LAUSR

Chemokine receptors are considered to belong to the group of G protein‐coupled receptors that use the first transmembrane domain as signal anchor sequence for membrane insertion instead of a cleavable N‐terminal signal sequence. Chemokine recognition is determined by the N‐termini of chemokine receptors. Here, we show that the chemokine receptor CCR7, which is essential for directed migration of adaptive immune cells, possesses a 24 amino acids long N‐terminal signal sequence that is unique among chemokine receptors. This sequence is cleaved off the mature human and mouse protein. Introducing single point mutations in the hydrophobic core h‐region or in the polar C‐terminal segment (c‐region) of the signal sequence to interfere with its cleavage retained CCR7 in the ER and prevented its surface expression.
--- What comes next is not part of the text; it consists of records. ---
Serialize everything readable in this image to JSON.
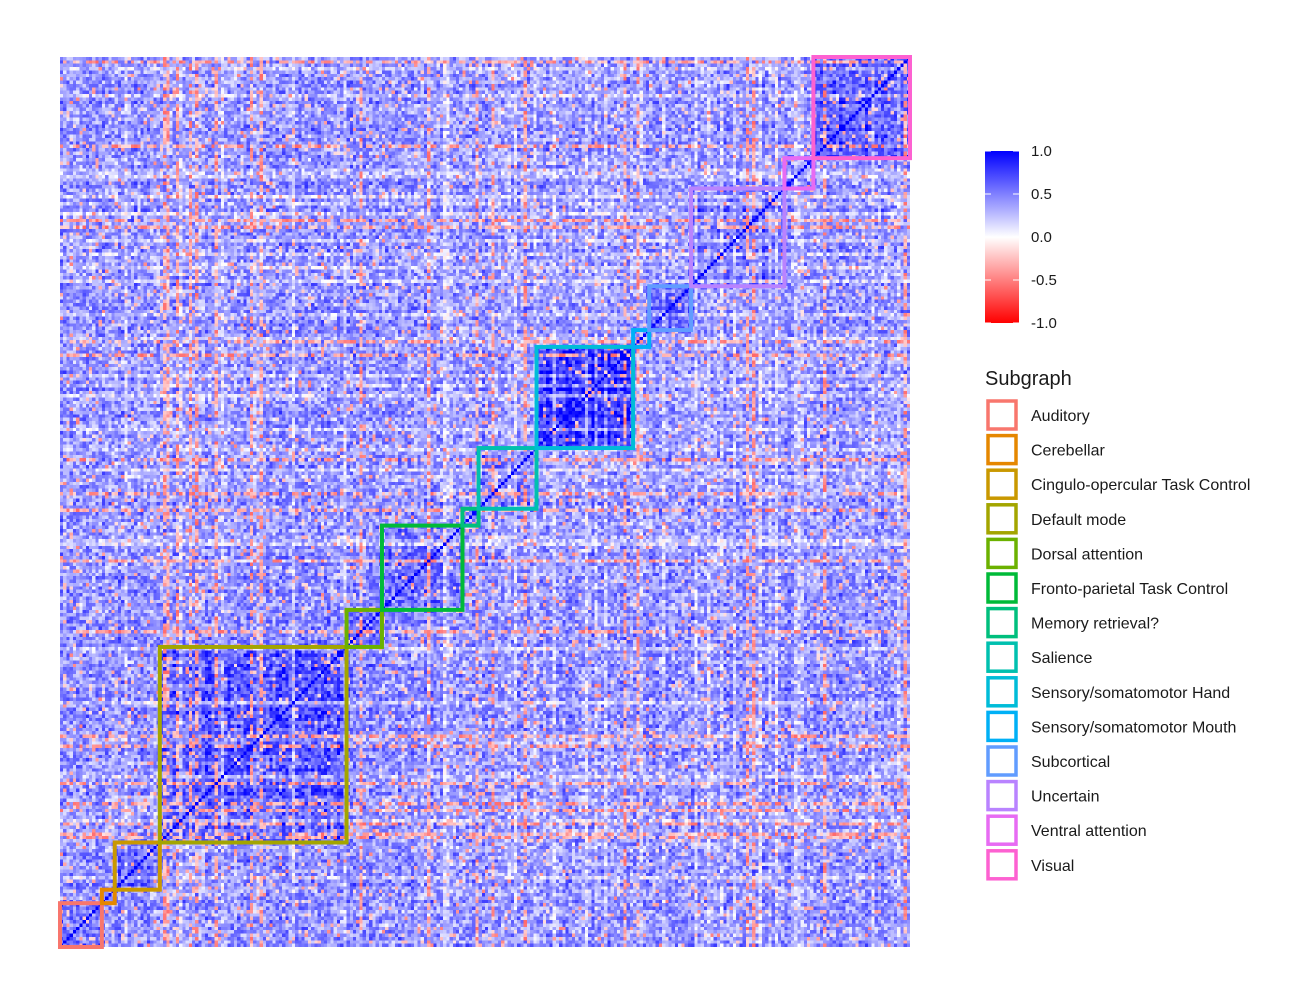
{
  "chart_data": {
    "type": "heatmap",
    "title": "",
    "xlabel": "",
    "ylabel": "",
    "n_nodes": 264,
    "value_range": [
      -1,
      1
    ],
    "diagonal_value": 1.0,
    "colorbar": {
      "ticks": [
        "1.0",
        "0.5",
        "0.0",
        "-0.5",
        "-1.0"
      ],
      "tick_values": [
        1.0,
        0.5,
        0.0,
        -0.5,
        -1.0
      ],
      "colors": {
        "low": "#ff0000",
        "mid": "#ffffff",
        "high": "#0000ff"
      }
    },
    "legend": {
      "title": "Subgraph",
      "placement": "right"
    },
    "subgraphs": [
      {
        "name": "Auditory",
        "color": "#F8766D",
        "start": 0,
        "end": 13
      },
      {
        "name": "Cerebellar",
        "color": "#E58700",
        "start": 13,
        "end": 17
      },
      {
        "name": "Cingulo-opercular Task Control",
        "color": "#C99800",
        "start": 17,
        "end": 31
      },
      {
        "name": "Default mode",
        "color": "#A3A500",
        "start": 31,
        "end": 89
      },
      {
        "name": "Dorsal attention",
        "color": "#6BB100",
        "start": 89,
        "end": 100
      },
      {
        "name": "Fronto-parietal Task Control",
        "color": "#00BA38",
        "start": 100,
        "end": 125
      },
      {
        "name": "Memory retrieval?",
        "color": "#00BF7D",
        "start": 125,
        "end": 130
      },
      {
        "name": "Salience",
        "color": "#00C0AF",
        "start": 130,
        "end": 148
      },
      {
        "name": "Sensory/somatomotor Hand",
        "color": "#00BCD8",
        "start": 148,
        "end": 178
      },
      {
        "name": "Sensory/somatomotor Mouth",
        "color": "#00B0F6",
        "start": 178,
        "end": 183
      },
      {
        "name": "Subcortical",
        "color": "#619CFF",
        "start": 183,
        "end": 196
      },
      {
        "name": "Uncertain",
        "color": "#B983FF",
        "start": 196,
        "end": 225
      },
      {
        "name": "Ventral attention",
        "color": "#E76BF3",
        "start": 225,
        "end": 234
      },
      {
        "name": "Visual",
        "color": "#FD61D1",
        "start": 234,
        "end": 264
      }
    ]
  }
}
Furthermore, we demonstrate the correct topology of the 35 amino acids short extracellular N‐tail of CCR7 in a deletion mutant lacking the natural signal sequence. This signal sequence deletion mutant of CCR7 is fully functional as it efficiently binds its ligand, elicits chemokine‐induced calcium mobilization, and directs cell migration. However, we show that the signal sequence promotes efficient recruitment of the GPCR to ER exit sites, thereby controlling efficient ER to Golgi trafficking of CCR7 on its way to reach the plasma membrane.